The Data8 materials incorrectly performed an A/B test on this paired data. The resulting \(p\)-value is approximately 0.25, so the proper conclusion is to fail to reject the null which suggests the death penalty was no detterent. Murder rates were not significantly different in 1973 when compared with 1971 rates.

Yet, the correct way to test paired data is to compare the increase or decrease in each state, not to randomly reshuffle the years of 1971 and 1973 as if they were demographic labels. We will use a matched pairs design to evaluate the results as if they were a pre-post design.
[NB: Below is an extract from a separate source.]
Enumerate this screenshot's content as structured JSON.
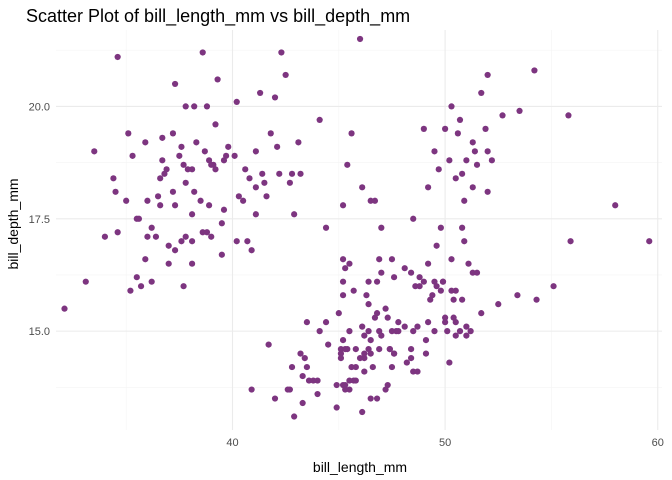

The code block below recreates the needed data set for our work. We have to eliminate the six states that did not have the death penalty in 1971, then isolate the murder rates in 1971 and 1973 respectively.

murder = Table.read_table('http://faculty.ung.edu/rsinn/crime_rates.csv').select('State', 'Year', 'Population', 'Murder Rate')
non_death_penalty_states = make_array('Alaska', 'Hawaii', 'Maine', 'Michigan', 'Wisconsin', 'Minnesota')
murder_1971 = murder.where('State',are.not_contained_in(non_death_penalty_states)).where('Year', 1971)
murder_1973 = murder.where('State',are.not_contained_in(non_death_penalty_states)).where('Year', 1973)
pre_post_murder = murder_1971.join('State',murder_1973).select('State','Murder Rate', 'Murder Rate_2')
pre_post_murder = (pre_post_murder
                   .relabel('Murder Rate', 'Murder Rate 1971')
                   .relabel('Murder Rate_2', 'Murder Rate 1973'))
pre_post_murder
State Murder Rate 1971 Murder Rate 1973
Alabama 15.1 13.2
Arizona 6.7 8.1
Arkansas 10.5 8.8
California 8.1 9
Colorado 6.5 7.9
Connecticut 3.1 3.3
Delaware 6.1 5.9
Florida 13.3 15.4
Georgia 16 17.4
Idaho 3.3 2.6

... (34 rows omitted)

pre = pre_post_murder.column(1)
post = pre_post_murder.column(2)
gain = post - pre

obs_murder_rate_gain = np.average(gain)
obs_murder_rate_gain
0.606818160065909
murder_rate_gain = make_array()

# Set reps to 2k or less especially if working in the cloud
reps = 25000

for i in range(reps):
    ones = np.random.choice(sign,44)
    new_avg_gain = np.average(ones * gain)
    murder_rate_gain = np.append(murder_rate_gain, new_avg_gain)
    
# Remove hashtag comment below to see the gains array   
# avg_gain_murder
ab_hist(murder_rate_gain, obs_murder_rate_gain)
../_images/2_28_0.png
p_val = sum( murder_rate_gain >= obs_murder_rate_gain ) / repetitions
p_val
---------------------------------------------------------------------------
NameError                                 Traceback (most recent call last)
<ipython-input-19-cce8cc2cce9a> in <module>
----> 1 p_val = sum( murder_rate_gain >= obs_murder_rate_gain ) / repetitions
      2 p_val

NameError: name 'repetitions' is not defined

When the appropriate testing method is used, we reject the null and find a signficant positive difference between the prestest (1971 murder rates) and the posttest (1973 murder rates). Evidence suggests the death penalty may be a deterant.